Additionally, for virtualized DFSR members, guidance is to:
- Use backup software inside the guest VM to back up replicated folders.
- Not back up or restore the DFSR server from the host level, because that can cause DFSR database inconsistencies and the kind of behavior being observed.
Distributed File System (DFS) Replication overview
- Options to recover lost or newer versions
a. Recover from ConflictAndDeleted or PreExisting folders
If DFSR treated newer files as conflicts and moved them into ConflictAndDeleted or PreExisting on either server, they can be recovered using PowerShell:
-
Get-DfsrPreservedFiles to enumerate preserved files.
-
Restore-DfsrPreservedFiles to restore them.
This is the only DFSR-native way to recover files that DFSR itself moved aside.
DFS Replication FAQ
b. Recover from shadow copies / backups
DFS Replication does not maintain its own version history beyond ConflictAndDeleted/PreExisting. To recover:
- Use File History, “Restore previous versions” in File Explorer, or restore from backup of the underlying file system or share.
- Ensure that the restore is done in a DFSR-safe way (for example, restoring only data, not rolling back the entire DFSR server/VM image) to avoid re-triggering database inconsistencies.
DFS Replication FAQ
- Recommended next steps for this scenario
- Check DFSR event logs on both DC-FS01 (2008 R2) and DC-FS02 (2019) around 2/22 for:
- Event IDs 2004, 2106, 2213, or other DFSR database/auto-recovery events.
- Any indications of database rebuilds or auto-recovery.
- Confirm whether either server was restored from a VM snapshot, export, or image-level backup around 2/8–2/22.
- On both servers, inspect
DfsrPrivate\ConflictAndDeleted and PreExisting using:
-
Get-DfsrPreservedFiles to see if the missing “newer” files are there.
- If found, use
Restore-DfsrPreservedFiles to recover them.

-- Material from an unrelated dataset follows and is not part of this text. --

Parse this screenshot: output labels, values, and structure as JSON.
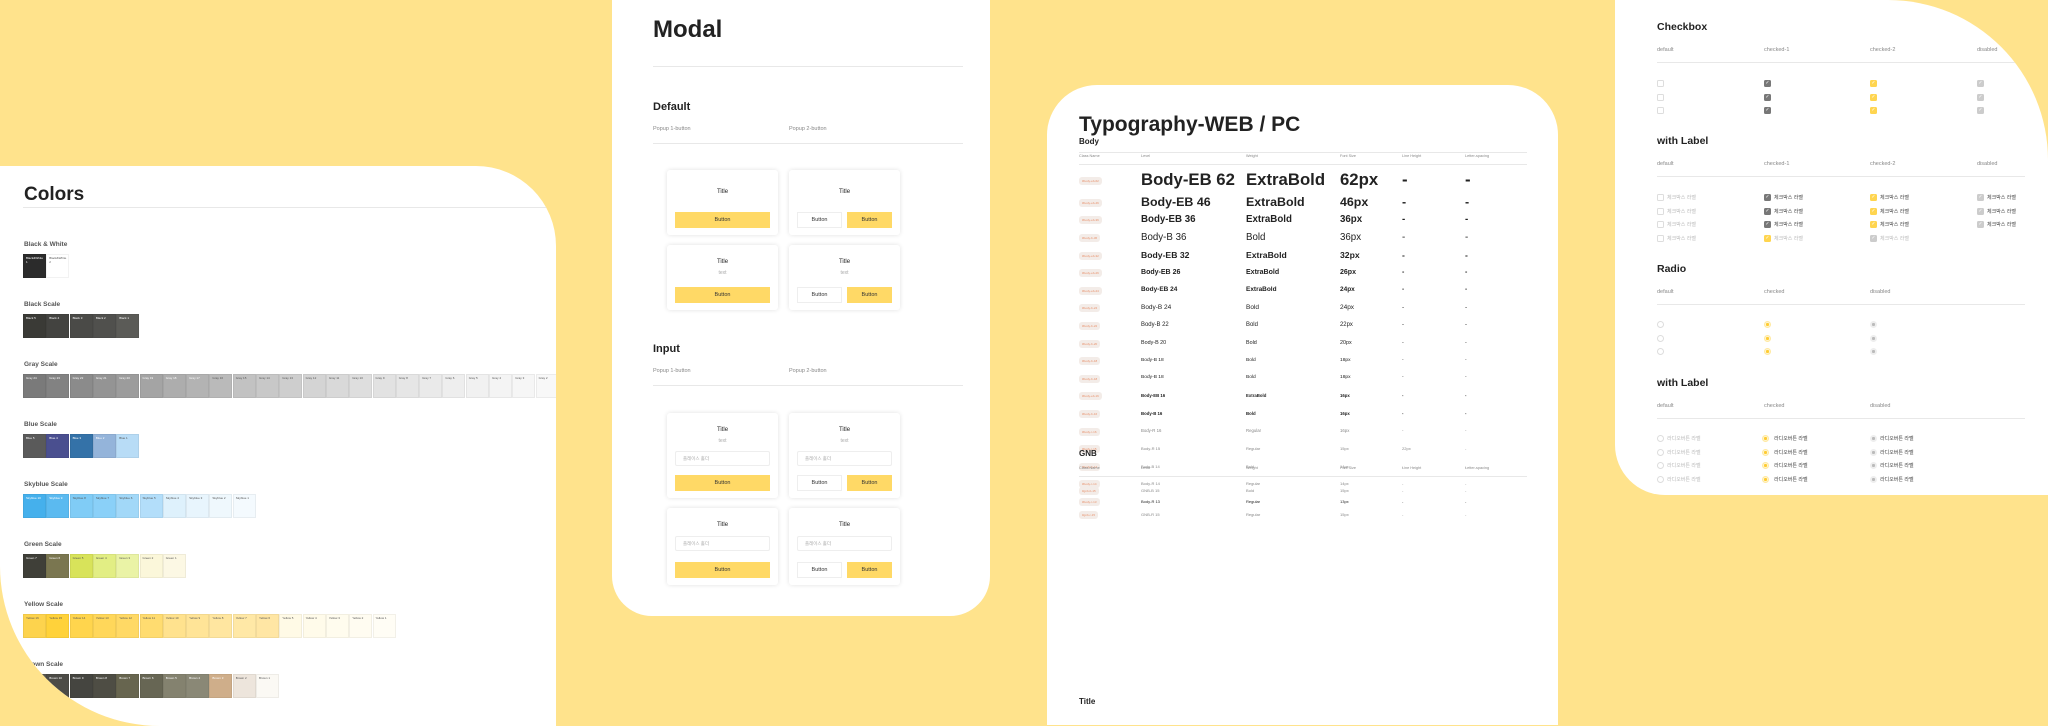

- Verify backup configuration:
- Ensure backups are taken from a DFSR member that is healthy and not rolled back.
- Avoid host-level VM rollback for DFSR members; use in-guest backups.
- For the Windows Server 2008 R2 member:
- Review whether the DFSR hotfixes related to unexpected deletions and backlog issues are applied.
- If not, plan to apply the relevant updates or consider decommissioning the legacy OS from the replication topology.
- After recovery, validate replication health:
- Use
dfsrdiag backlog and propagation tests, DFS Management diagnostic reports, or DFSR PowerShell cmdlets to confirm that replication is in sync and stable.
DFS Replication FAQ
In summary, DFSR itself does not intentionally roll back to a previous date, but a combination of VM/image rollback, DFSR database recovery, conflict resolution, and known bugs around service restarts can cause newer data to be overwritten and appear lost. Recovery is primarily through ConflictAndDeleted/PreExisting folders and external backups; DFSR does not maintain a full version history beyond those preserved files.